Storytelling for truth reconciliation

Author and journalist Richard Wagamese is planning to use the power of storytelling to raise awareness about the final Truth and Reconciliation Commission (TRC) hearings in March. On Friday January 24 he’ll engage Calgarians in a unique and personal way when he combines Ojibway oral tradition with contemporary performance storytelling techniques.

Wagamese says the whole notion of reconciliation is contingent on people knowing each other better and he contends that the easiest way to achieve that is through sharing stories.

“We are a species that’s meant to be communal; we’re not meant to be isolated. We need to start to talk to each other more to use the telling of our stories not to highlight our differences but to highlight our similarities” he says.

“The transmission and telling of stories is important because when we share these things we find out how much we have in common. We get to get to know people rather than the expectations from stereotypes” he adds. “The easiest way to eliminate a stereotype is to eliminate the space that separates you from someone you don’t know. When we can do that we can start to talk earnestly about who we really are. We become able to see each other and hear each other. That is the power of reconciliation.”

Wagamese who is from the Wabaseemoong First Nation in Ontario says he has faced many challenges himself over the years.

“From the very beginning my life has been an ongoing process of encountering every social issue that comes to define First Nations’ experience in Canada. Travelling through each one of those scenarios I’ve been broken down a few times” he says.

“It’s only resilience that’s allowed me to stand up and to brush myself off and look for the lessons in the stuff that I’ve experienced move myself onward and upward. Resilience is really important in my life.”

Wagamese sees the source of that resilience is the strength he’s gleaned from his belief system and his ceremonial life. “It’s a spiritual quality that is embodied in the whole act of faith — really important for First Nations people and anybody that has to navigate their way through a sometimes unpredictable and at times calamitous world.”

The January 24 event called Smoked Fish Bannock and Indian Tea is being hosted by Mennonite Central Committee Alberta at St.

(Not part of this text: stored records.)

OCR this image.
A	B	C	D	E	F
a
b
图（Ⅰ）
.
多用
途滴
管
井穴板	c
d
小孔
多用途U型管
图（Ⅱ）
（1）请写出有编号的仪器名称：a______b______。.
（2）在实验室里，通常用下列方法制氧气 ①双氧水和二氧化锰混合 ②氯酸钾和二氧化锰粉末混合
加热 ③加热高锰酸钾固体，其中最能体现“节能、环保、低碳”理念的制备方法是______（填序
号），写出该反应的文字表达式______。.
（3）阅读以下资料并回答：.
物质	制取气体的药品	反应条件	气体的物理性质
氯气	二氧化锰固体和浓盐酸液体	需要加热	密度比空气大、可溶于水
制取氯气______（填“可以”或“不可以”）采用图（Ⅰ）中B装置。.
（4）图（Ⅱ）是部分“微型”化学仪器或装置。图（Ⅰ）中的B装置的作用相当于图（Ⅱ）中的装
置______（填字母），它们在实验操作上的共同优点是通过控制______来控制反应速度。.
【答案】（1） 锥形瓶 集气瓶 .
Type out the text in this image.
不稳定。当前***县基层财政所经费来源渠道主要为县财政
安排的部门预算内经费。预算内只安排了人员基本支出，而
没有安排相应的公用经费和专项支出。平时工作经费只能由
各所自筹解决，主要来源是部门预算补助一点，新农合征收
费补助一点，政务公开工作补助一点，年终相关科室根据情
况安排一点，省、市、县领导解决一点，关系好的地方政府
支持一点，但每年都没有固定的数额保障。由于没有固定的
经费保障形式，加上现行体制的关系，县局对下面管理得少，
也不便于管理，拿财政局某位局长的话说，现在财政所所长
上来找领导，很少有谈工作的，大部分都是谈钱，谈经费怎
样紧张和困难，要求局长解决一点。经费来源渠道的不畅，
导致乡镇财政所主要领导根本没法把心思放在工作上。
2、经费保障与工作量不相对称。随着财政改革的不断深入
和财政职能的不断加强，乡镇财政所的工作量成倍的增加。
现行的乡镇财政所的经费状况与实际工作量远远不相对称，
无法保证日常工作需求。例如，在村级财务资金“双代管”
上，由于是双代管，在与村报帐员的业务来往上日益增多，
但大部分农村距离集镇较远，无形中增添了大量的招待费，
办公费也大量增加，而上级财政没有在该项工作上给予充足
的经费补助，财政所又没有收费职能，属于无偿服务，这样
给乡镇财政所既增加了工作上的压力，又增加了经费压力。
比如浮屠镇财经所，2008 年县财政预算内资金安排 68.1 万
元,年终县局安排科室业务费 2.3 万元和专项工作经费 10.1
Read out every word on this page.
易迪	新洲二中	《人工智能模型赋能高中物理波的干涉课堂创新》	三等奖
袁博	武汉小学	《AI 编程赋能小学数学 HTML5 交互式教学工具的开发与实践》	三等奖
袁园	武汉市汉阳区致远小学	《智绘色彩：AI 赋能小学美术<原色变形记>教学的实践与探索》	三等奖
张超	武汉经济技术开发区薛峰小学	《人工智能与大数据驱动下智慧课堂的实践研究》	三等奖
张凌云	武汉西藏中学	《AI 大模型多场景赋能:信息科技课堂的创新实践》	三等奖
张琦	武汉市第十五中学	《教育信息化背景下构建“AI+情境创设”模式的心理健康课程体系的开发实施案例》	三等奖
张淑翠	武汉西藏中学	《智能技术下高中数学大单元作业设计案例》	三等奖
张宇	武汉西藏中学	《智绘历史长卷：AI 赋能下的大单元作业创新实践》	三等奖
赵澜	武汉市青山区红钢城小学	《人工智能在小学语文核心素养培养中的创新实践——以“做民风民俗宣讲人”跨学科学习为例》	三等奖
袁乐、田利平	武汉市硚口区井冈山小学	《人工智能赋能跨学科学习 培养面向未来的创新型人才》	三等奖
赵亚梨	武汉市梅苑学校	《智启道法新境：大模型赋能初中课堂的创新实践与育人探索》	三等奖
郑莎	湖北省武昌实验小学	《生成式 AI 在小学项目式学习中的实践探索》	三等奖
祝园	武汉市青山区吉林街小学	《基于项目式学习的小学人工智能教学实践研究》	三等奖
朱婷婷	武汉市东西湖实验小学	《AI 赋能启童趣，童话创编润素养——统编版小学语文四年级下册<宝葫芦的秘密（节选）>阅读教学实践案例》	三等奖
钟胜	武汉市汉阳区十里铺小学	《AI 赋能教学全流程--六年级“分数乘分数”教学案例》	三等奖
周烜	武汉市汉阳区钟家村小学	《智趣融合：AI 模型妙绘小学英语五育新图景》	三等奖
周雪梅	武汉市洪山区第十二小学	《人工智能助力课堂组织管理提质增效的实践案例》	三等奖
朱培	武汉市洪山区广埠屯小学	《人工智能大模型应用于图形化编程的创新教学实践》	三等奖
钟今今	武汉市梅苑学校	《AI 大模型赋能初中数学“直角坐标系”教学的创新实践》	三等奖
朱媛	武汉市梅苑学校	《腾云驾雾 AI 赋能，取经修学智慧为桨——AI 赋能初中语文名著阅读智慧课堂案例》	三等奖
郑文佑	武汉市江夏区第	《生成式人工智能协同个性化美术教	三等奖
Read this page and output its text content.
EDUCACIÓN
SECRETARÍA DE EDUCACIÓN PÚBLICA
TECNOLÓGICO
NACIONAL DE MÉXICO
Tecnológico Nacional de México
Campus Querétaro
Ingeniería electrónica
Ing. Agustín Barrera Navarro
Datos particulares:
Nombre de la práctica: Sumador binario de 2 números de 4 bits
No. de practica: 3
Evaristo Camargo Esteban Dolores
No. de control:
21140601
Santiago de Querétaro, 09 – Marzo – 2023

David’s United Church to “build communities close gaps in understanding destroy stereotypes and heal through laughter” in preparation for the TRC hearings in Edmonton scheduled March 27 to 30.

In 2008 the prime minister on behalf of the government apologized to former students and their families and communities for Canada’s participation in residential schools. The Indian Residential Schools Settlement Agreement which came about as a result of the efforts of former residential school students provided compensation to former students and established the TRC. The commission was given the responsibility of travelling across Canada to listen to the statements of anyone who wished to speak publicly about their experience. Its purpose was to hear the truth about aboriginal students’ experiences in residential schools and to make all Canadians aware of what happened there. Edmonton will be the final stop before Ottawa.